Most of Keats’, Coleridge’s and, later, Dylan Thomas’ best work is included. This format suits those who are only exceptionally exceptional, with careers cut short by death, addictions or both. The prominence Keats’ short career achieves in Palgrave’s Golden Treasury is surely one reason for his high reputation today (and indeed, the shape of our whole conception of the English canon: in wide-ranging lyric anthologies, minor lyricists and brief careers loom large).

More difficult to represent are the poets with longer, more complex poetic projects, such as Chaucer, Wordsworth, Pound.
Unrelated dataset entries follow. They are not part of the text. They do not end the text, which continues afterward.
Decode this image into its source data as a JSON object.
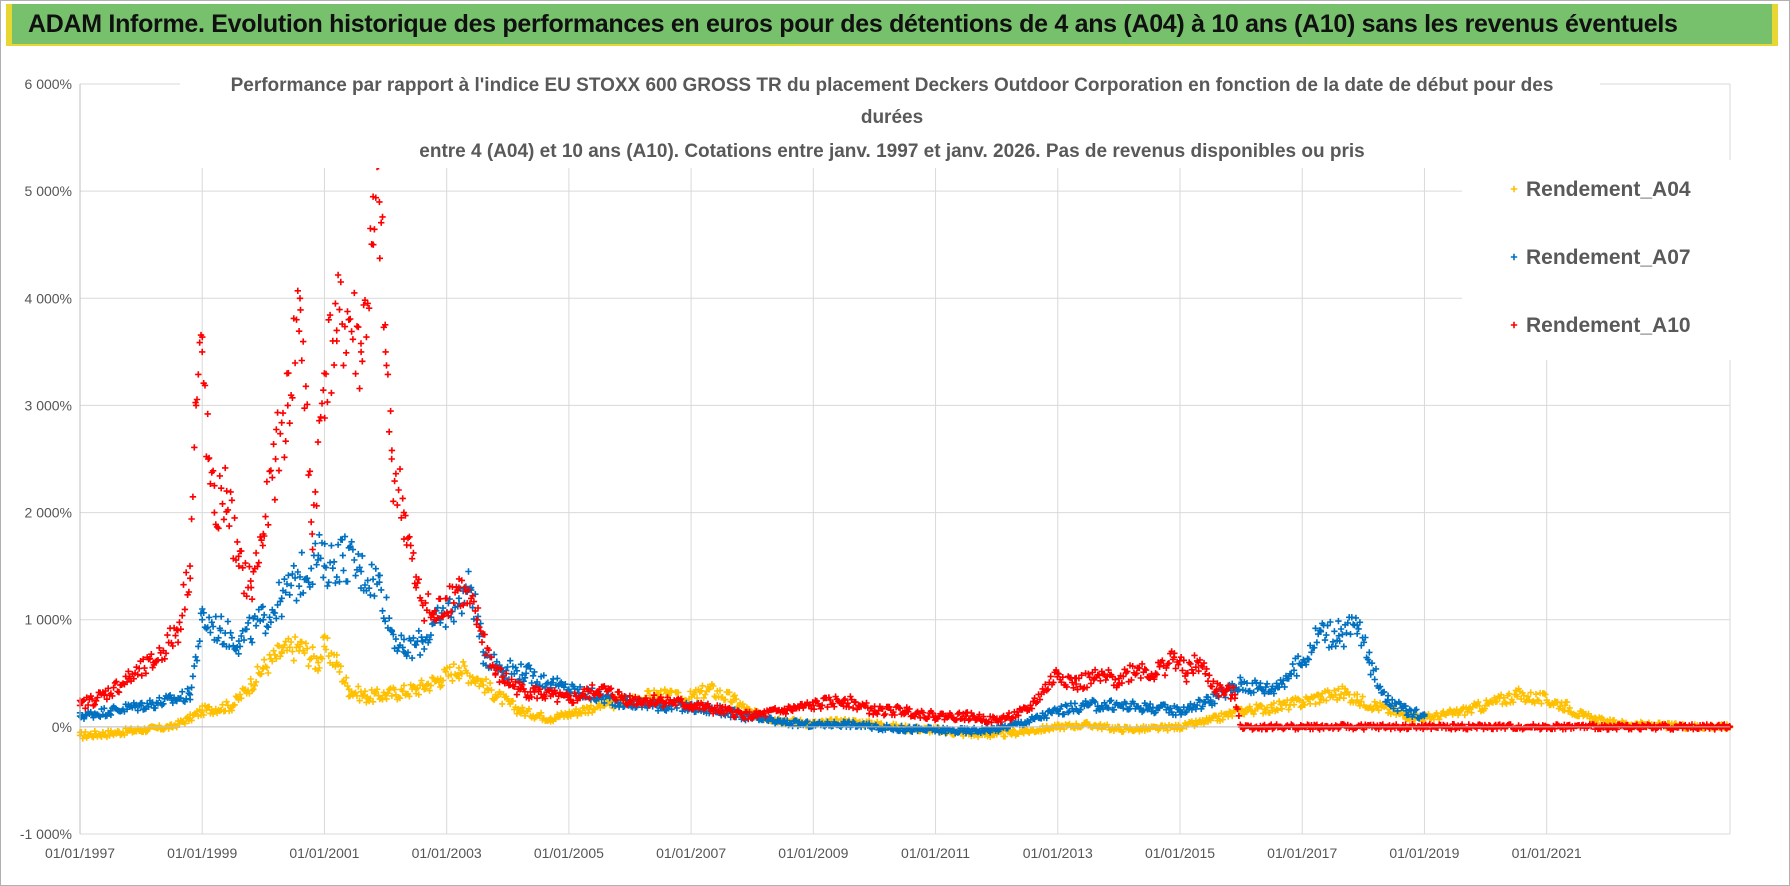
{
  "banner": {
    "title": "ADAM Informe. Evolution historique des performances en euros pour des détentions de 4 ans (A04) à 10 ans (A10) sans les revenus éventuels"
  },
  "colors": {
    "banner": "#77c16c",
    "accent": "#e8d633",
    "A04": "#FFC000",
    "A07": "#0070C0",
    "A10": "#FF0000"
  },
  "chart_data": {
    "type": "scatter",
    "title_lines": [
      "Performance par rapport à l'indice EU STOXX 600 GROSS TR  du placement Deckers Outdoor Corporation en fonction de la date de début pour des",
      "durées",
      "entre 4 (A04) et 10 ans (A10). Cotations entre janv. 1997 et janv. 2026. Pas de revenus disponibles ou pris"
    ],
    "ylabel": "",
    "xlabel": "",
    "ylim": [
      -1000,
      6000
    ],
    "xlim": [
      1997.0,
      2024.0
    ],
    "y_ticks": [
      -1000,
      0,
      1000,
      2000,
      3000,
      4000,
      5000,
      6000
    ],
    "y_tick_labels": [
      "-1 000%",
      "0%",
      "1 000%",
      "2 000%",
      "3 000%",
      "4 000%",
      "5 000%",
      "6 000%"
    ],
    "x_ticks": [
      1997,
      1999,
      2001,
      2003,
      2005,
      2007,
      2009,
      2011,
      2013,
      2015,
      2017,
      2019,
      2021
    ],
    "x_tick_labels": [
      "01/01/1997",
      "01/01/1999",
      "01/01/2001",
      "01/01/2003",
      "01/01/2005",
      "01/01/2007",
      "01/01/2009",
      "01/01/2011",
      "01/01/2013",
      "01/01/2015",
      "01/01/2017",
      "01/01/2019",
      "01/01/2021"
    ],
    "legend_position": "top-right",
    "series": [
      {
        "name": "Rendement_A04",
        "color": "#FFC000",
        "x": [
          1997.0,
          1997.5,
          1998.0,
          1998.5,
          1998.8,
          1999.0,
          1999.5,
          1999.8,
          2000.0,
          2000.3,
          2000.6,
          2000.9,
          2001.0,
          2001.2,
          2001.4,
          2001.7,
          2002.0,
          2002.5,
          2002.9,
          2003.2,
          2003.5,
          2003.8,
          2004.2,
          2004.7,
          2005.0,
          2005.5,
          2006.0,
          2006.5,
          2006.9,
          2007.3,
          2007.7,
          2008.0,
          2008.5,
          2009.0,
          2009.5,
          2010.0,
          2010.5,
          2011.0,
          2011.5,
          2012.0,
          2012.5,
          2013.0,
          2013.5,
          2014.0,
          2014.5,
          2015.0,
          2015.5,
          2016.0,
          2016.5,
          2017.0,
          2017.3,
          2017.7,
          2017.9,
          2018.2,
          2018.6,
          2019.0,
          2019.5,
          2020.0,
          2020.5,
          2021.0,
          2021.3,
          2021.6,
          2022.0,
          2022.5,
          2023.0,
          2024.0
        ],
        "values": [
          -80,
          -60,
          -30,
          0,
          80,
          150,
          200,
          400,
          550,
          700,
          750,
          600,
          750,
          600,
          350,
          280,
          300,
          350,
          450,
          550,
          450,
          300,
          150,
          80,
          120,
          200,
          250,
          300,
          250,
          350,
          250,
          120,
          60,
          30,
          50,
          30,
          -10,
          -30,
          -60,
          -70,
          -40,
          0,
          20,
          -20,
          -20,
          0,
          60,
          150,
          180,
          230,
          280,
          320,
          250,
          200,
          120,
          80,
          130,
          200,
          300,
          250,
          200,
          100,
          40,
          20,
          10,
          0
        ]
      },
      {
        "name": "Rendement_A07",
        "color": "#0070C0",
        "x": [
          1997.0,
          1997.5,
          1998.0,
          1998.5,
          1998.8,
          1999.0,
          1999.3,
          1999.6,
          2000.0,
          2000.3,
          2000.6,
          2000.9,
          2001.0,
          2001.3,
          2001.6,
          2001.9,
          2002.1,
          2002.3,
          2002.6,
          2002.9,
          2003.2,
          2003.4,
          2003.6,
          2003.9,
          2004.3,
          2004.7,
          2005.0,
          2005.5,
          2006.0,
          2006.5,
          2007.0,
          2007.5,
          2008.0,
          2008.5,
          2009.0,
          2009.5,
          2010.0,
          2010.5,
          2011.0,
          2011.5,
          2012.0,
          2012.5,
          2013.0,
          2013.5,
          2014.0,
          2014.5,
          2015.0,
          2015.5,
          2016.0,
          2016.5,
          2017.0,
          2017.3,
          2017.6,
          2017.9,
          2018.1,
          2018.4,
          2018.7,
          2019.0
        ],
        "values": [
          100,
          150,
          200,
          250,
          300,
          1000,
          900,
          800,
          1000,
          1200,
          1400,
          1600,
          1500,
          1600,
          1450,
          1350,
          900,
          700,
          800,
          1000,
          1200,
          1300,
          700,
          550,
          500,
          400,
          350,
          280,
          220,
          200,
          180,
          150,
          80,
          40,
          20,
          30,
          0,
          -20,
          -30,
          -40,
          -20,
          50,
          150,
          200,
          200,
          180,
          150,
          250,
          400,
          350,
          600,
          900,
          850,
          950,
          600,
          250,
          150,
          100
        ]
      },
      {
        "name": "Rendement_A10",
        "color": "#FF0000",
        "x": [
          1997.0,
          1997.4,
          1997.8,
          1998.2,
          1998.6,
          1998.8,
          1998.9,
          1999.0,
          1999.1,
          1999.2,
          1999.4,
          1999.6,
          1999.8,
          2000.0,
          2000.2,
          2000.4,
          2000.6,
          2000.8,
          2001.0,
          2001.2,
          2001.4,
          2001.6,
          2001.8,
          2001.9,
          2002.0,
          2002.1,
          2002.3,
          2002.5,
          2002.8,
          2003.0,
          2003.2,
          2003.5,
          2003.8,
          2004.2,
          2004.6,
          2005.0,
          2005.5,
          2006.0,
          2006.5,
          2007.0,
          2007.5,
          2008.0,
          2008.5,
          2009.0,
          2009.5,
          2010.0,
          2010.5,
          2011.0,
          2011.5,
          2012.0,
          2012.5,
          2013.0,
          2013.3,
          2013.6,
          2014.0,
          2014.3,
          2014.6,
          2014.9,
          2015.1,
          2015.3,
          2015.6,
          2015.9,
          2016.0,
          2017.0,
          2018.0,
          2019.0,
          2020.0,
          2021.0,
          2022.0,
          2023.0,
          2024.0
        ],
        "values": [
          200,
          300,
          450,
          600,
          900,
          1500,
          3000,
          3500,
          2500,
          2000,
          2200,
          1500,
          1300,
          1800,
          2500,
          3000,
          4000,
          1800,
          3300,
          3700,
          3800,
          3500,
          4500,
          4900,
          3500,
          2500,
          2000,
          1300,
          1000,
          1200,
          1300,
          1000,
          500,
          350,
          300,
          250,
          350,
          250,
          250,
          200,
          150,
          100,
          150,
          200,
          250,
          150,
          150,
          100,
          100,
          60,
          150,
          500,
          400,
          450,
          450,
          550,
          500,
          650,
          500,
          600,
          350,
          300,
          0,
          0,
          0,
          0,
          0,
          0,
          0,
          0,
          0
        ]
      }
    ]
  }
}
Although all are represented – sometimes at length – their work is cut down for size. The Prelude is delivered in two sections that are shorter than the (startlingly) absent ‘Tintern Abbey’. A page of Canto 81, unlabelled other than ‘from the Pisan Cantos’ gives no wider sense of its location (either within the cage in the detention centre at Pisa, or as part of a decades-long set of over a hundred long works). As the quoted section ends: ‘Here error is all in the not done, / all in the diffidence that faltered’. We are left with the climax without the build-up; and cathedrals shown at the same scale as cottages.

The balancing of scale in a historical anthology is always going to be difficult: the Victorian era (Tennyson, Robert Browning and Christina Rossetti aside) is perhaps not the high point, but there are plenty of ‘significant’ figures who need to be included (although one could question having seven pages of George Meredith and none of David Jones, or Charlotte Smith). In a poem, the form can follow the content: in a chronological anthology there are times when there are verses, or periods, that need to be filled.

Nearer the present, the selections are briefer, as if more tentative about reputations (or generous with opportunities). But as our present gets further from the present of its first publication, in 1972, we could make our own readjustments. The final poem, by MacNeice, speaks of ‘a cloud of witnesses’, but an anthology, like a cuckoo, like a war, thins out that crowd (all poets included were already either dead in war like Keith Douglas, or born before 1914). ‘What thou lovest well remains’, Pound wrote (in that short section of The Cantos included here). But we can perhaps be forgiven for finding this selection limiting and hoping that more that these few survive, that our love can be more inclusive: a living monument.